The SAC-based DP kernel is compared against a digital logic implementation using Baugh-Wooley multipliers (BWM) and ripple carry adders (RCA). To estimate the energy consumption of the adders and multipliers, the energy for a 1-bit full adder ( $E_{FA}$ ) using a mirror-adder structure loaded with FO4 inverters was simulated. In a 130 nm process,  $E_{FA} = 18.63$  fJ. Energy consumption of a  $B_x$  bit RCA is then estimated to be:

$$E_{RCA}[B_x] = \alpha_{0 \to 1} B_x E_{FA} \tag{3}$$

where  $\alpha_{0\to1}$  is the activity factor of the RCA. We assume the inputs are uniformly distributed and hence  $\alpha_{0\to1}$  is 0.25. The energy consumption of a  $B_x$  bit BWM is lower-bounded [5] by:

$$E_{BW}[B_x] \ge E_{FA}(B_x^2 - 2B_x + 2)$$



Figure 8: Comparison of SNR vs. energy per DP computation for a Gaussian filter.
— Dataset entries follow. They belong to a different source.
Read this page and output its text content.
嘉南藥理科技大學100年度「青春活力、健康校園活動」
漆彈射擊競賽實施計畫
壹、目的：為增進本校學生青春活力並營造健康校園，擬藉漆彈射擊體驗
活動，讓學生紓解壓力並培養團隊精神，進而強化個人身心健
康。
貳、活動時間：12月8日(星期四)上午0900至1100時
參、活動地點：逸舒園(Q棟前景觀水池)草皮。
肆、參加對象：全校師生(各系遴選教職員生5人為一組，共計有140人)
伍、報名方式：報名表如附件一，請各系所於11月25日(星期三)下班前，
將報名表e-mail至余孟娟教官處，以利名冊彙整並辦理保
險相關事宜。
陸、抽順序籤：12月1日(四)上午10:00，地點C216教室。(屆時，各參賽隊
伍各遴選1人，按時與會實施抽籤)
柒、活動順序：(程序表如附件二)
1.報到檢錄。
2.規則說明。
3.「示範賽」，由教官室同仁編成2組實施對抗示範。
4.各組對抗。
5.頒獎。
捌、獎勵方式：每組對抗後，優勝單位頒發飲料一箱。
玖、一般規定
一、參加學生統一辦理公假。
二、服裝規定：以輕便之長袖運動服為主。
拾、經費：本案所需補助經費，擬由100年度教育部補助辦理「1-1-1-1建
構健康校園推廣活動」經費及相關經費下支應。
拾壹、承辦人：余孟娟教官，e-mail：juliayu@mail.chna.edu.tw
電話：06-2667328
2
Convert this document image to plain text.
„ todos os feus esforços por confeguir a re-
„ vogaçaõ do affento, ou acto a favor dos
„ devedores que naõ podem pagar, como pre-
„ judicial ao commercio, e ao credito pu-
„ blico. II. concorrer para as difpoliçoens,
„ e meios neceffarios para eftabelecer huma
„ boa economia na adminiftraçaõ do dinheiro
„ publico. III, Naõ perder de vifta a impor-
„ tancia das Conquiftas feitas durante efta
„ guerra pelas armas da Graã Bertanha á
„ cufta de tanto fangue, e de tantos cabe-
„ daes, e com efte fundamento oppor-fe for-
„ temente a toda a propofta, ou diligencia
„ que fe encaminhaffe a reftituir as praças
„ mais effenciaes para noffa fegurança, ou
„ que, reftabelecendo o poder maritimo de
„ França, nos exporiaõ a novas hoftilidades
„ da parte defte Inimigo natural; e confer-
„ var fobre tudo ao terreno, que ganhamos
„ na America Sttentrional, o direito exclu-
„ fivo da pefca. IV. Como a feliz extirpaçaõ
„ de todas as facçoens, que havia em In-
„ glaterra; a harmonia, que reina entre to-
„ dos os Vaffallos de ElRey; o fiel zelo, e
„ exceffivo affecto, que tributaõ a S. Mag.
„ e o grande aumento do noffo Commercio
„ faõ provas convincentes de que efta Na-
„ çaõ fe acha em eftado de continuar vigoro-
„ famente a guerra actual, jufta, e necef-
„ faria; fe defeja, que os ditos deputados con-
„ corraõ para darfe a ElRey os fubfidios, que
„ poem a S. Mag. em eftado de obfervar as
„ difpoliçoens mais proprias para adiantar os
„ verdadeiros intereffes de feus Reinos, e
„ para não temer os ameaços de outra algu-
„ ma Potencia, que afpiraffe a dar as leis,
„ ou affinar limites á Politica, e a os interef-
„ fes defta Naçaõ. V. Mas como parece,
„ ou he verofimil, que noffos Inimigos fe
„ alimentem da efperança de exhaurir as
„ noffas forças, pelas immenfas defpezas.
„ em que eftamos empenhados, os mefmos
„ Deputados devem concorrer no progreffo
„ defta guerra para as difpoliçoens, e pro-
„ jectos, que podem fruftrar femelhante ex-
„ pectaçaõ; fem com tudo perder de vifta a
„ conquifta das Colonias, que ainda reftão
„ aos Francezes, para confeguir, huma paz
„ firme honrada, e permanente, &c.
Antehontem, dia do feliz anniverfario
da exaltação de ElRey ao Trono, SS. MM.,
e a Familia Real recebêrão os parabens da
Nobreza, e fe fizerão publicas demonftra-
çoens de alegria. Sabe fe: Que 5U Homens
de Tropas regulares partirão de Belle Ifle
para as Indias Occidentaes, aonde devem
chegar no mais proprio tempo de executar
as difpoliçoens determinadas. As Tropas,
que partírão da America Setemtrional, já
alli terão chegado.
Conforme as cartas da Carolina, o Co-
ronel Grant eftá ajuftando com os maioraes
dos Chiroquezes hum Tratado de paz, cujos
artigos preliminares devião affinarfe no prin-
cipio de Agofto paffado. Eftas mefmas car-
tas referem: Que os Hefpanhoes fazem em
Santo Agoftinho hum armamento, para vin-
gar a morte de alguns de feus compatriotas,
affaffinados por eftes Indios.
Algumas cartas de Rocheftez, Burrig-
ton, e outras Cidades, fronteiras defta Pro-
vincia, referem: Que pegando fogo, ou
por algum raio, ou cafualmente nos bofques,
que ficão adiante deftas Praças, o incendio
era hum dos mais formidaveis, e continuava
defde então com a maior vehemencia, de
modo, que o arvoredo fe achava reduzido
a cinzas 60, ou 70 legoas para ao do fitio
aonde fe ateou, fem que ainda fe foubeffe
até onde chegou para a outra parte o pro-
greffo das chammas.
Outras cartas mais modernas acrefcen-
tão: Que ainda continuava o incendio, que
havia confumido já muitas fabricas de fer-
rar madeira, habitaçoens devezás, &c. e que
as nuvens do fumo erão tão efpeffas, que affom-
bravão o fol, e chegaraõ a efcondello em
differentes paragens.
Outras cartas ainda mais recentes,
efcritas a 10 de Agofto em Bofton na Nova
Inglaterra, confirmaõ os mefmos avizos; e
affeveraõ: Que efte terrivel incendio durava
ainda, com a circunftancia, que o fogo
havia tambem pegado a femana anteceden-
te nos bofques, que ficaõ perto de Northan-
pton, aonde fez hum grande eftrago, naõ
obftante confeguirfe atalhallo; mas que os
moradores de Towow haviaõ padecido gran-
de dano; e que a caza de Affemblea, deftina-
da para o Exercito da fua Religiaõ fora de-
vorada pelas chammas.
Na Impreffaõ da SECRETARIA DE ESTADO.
The SNR vs. energy per DP computation is shown in Fig. 8 for a  $120 \times 120$  image. For  $SNR \approx 24$  dB, energy savings are approximately  $32 \times$  whereas for  $SNR \approx 30$  dB, the energy savings are approximately  $19 \times$ . These savings are pessimistic as  $E_{BW}$  was based on a lower bound.

## 5. CONCLUSION

In this paper, we have presented a new energy-efficient mixed-signal DP kernel that can achieve large energy savings for the same level of accuracy. This work opens up the possibility of employing SAC to design inference kernels for various emerging applications.

#### 6. ACKNOWLEDGEMENTS

This work was supported by Systems on Nanoscale Information fabriCs (SONIC), one of the six SRC STARnet Centers, sponsored by MARCO and DARPA.

## 7. REFERENCES

- M. Duppils and C. Svensson. Low power mixed analog-digital signal processing. In Proc. of Int. Symp. on Low Power Elect. and Design, pages 61–66, 2000.
- [2] Y. Lu and E. Alon. Design techniques for a 66 Gb/s 46 mW 3-tap decision feedback equalizer in 65 nm CMOS. *IEEE J. Solid-State Circuits*, 48(12):3243–3257, Dec. 2013.
- [3] M. H. Perrott, S. Pamarti, E. Hoffman, F. S. Lee, S. Mukherjee, C. Lee, V. Tsinker, S. Perumal, B. Soto, N. Arumugam, et al. A low-area switched-resistor loop-filter technique for fractional-N synthesizers applied to a MEMS-based programmable oscillator. In *IEEE Int. Solid-State Circuits Conf. (ISSCC)*, pages 244–245, 2010.
- [4] R. Sarpeshkar. Analog versus digital: extrapolating from electronics to neurobiology. *Neural computation*, 10(7):1601–1638, 1998.
- [5] J. H. Satyanarayana and K. K. Parhi. A theoretical approach to estimation of bounds on power consumption in digital multipliers. *IEEE Trans. Circuits Syst. II*, 44(6):473–481, 1997.